Grande parte da produção de erva-mate ainda ocorre de forma extrativa, observa o deputado Afonso Hamm (PP-RS), autor do projeto, que tem o voto favorável da relatora, senadora Ana Amélia (PP-RS).

O PLC 72/2017 considera como instrumentos da Política Nacional da Erva-Mate o crédito oficial para produção, industrialização e comercialização; a pesquisa agrícola, bioquímica, farmacêutica e alimentícia; o desenvolvimento tecnológico, agrícola e industrial; a assistência técnica e a extensão rural; e a capacitação gerencial e a qualificação de mão de obra, entre outros.

Na formulação e execução da política, os órgãos competentes deverão estabelecer acordos e parcerias com entidades públicas e privadas; considerar as reivindicações e sugestões do setor produtivo e dos consumidores; e apoiar o comércio interno e externo de erva-mate e de seus produtos derivados.

Flores ornamentais

Outra matéria em pauta é o projeto que isenta o cultivo de plantas e flores ornamentais de domínio público da inscrição obrigatória no Registro Nacional de Cultivares.

O Projeto de Lei da Câmara (PLC) 88/2014 modifica a Lei 10.711/2003, que regulamenta o Sistema Nacional de Sementes e Mudas.

O texto mantém a exigência de inscrição para plantas com direito de patente. Uma cultivar resulta do melhoramento em uma variedade de planta e difere das demais plantas dessa variedade na cor, porte ou outra característica.

No processo de desenvolvimento de cultivar, não ocorre alteração genética, mas uma nova combinação do seu próprio material genético.

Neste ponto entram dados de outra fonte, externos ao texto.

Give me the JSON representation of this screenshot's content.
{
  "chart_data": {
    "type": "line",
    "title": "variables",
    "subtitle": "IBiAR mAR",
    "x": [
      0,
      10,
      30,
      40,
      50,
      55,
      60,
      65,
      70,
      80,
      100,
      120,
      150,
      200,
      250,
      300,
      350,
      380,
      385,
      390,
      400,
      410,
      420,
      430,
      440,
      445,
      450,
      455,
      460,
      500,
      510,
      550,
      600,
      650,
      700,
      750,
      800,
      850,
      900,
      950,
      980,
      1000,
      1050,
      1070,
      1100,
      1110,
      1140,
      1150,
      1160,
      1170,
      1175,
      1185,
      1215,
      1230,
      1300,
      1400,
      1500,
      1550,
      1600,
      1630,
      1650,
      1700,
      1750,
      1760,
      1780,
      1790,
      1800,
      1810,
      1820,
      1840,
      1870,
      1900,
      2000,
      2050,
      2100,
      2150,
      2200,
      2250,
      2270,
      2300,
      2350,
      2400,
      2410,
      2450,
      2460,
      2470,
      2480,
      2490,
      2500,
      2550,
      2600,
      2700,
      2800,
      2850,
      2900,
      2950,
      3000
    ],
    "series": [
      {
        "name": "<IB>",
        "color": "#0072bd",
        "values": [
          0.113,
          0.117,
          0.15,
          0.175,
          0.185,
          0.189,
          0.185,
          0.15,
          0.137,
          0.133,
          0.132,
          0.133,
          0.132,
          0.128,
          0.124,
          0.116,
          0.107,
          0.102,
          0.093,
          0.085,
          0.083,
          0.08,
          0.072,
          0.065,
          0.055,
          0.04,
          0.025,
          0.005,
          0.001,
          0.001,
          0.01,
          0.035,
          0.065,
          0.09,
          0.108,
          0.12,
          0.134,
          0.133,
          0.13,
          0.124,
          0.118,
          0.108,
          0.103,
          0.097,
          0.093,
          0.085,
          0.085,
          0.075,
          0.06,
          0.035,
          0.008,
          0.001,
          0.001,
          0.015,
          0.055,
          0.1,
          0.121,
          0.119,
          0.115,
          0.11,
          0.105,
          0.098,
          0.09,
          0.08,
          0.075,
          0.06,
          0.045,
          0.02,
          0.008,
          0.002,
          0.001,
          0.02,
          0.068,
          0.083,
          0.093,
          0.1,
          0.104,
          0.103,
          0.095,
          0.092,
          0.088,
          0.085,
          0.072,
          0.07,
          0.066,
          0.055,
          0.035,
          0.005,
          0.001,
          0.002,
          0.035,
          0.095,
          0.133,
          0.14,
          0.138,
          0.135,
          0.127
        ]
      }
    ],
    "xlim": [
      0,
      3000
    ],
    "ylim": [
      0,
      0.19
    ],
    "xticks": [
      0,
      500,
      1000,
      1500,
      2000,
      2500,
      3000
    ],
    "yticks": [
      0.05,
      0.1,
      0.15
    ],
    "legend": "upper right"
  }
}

O projeto, observa o relator da proposta, senador Ronaldo Caiado (DEM-GO), atende reivindicação dos produtores de plantas ornamentais.

Ele observa que o setor é pressionado por tendências de mercado em termos de novas colorações e formatos de plantas, um dinamismo incompatível com a lentidão do processo de registro de cultivares. A proposta já recebeu favorável na Comissão de Assuntos Econômicos (CAE).

"A desoneração da obrigatoriedade do cadastramento no Registro Nacional de Cultivares daquelas plantas e flores ornamentais que não se encontram sob o regime de proteção do direito de uso instituído pela Lei de Proteção de Cultivares (Lei 9.456, de 1997) beneficia um setor que gera emprego e renda no campo e na cidade, sem prejuízos aos detentores de direitos intelectuais sobre cultivares protegidas", observa Caiado em seu parecer sobre o projeto.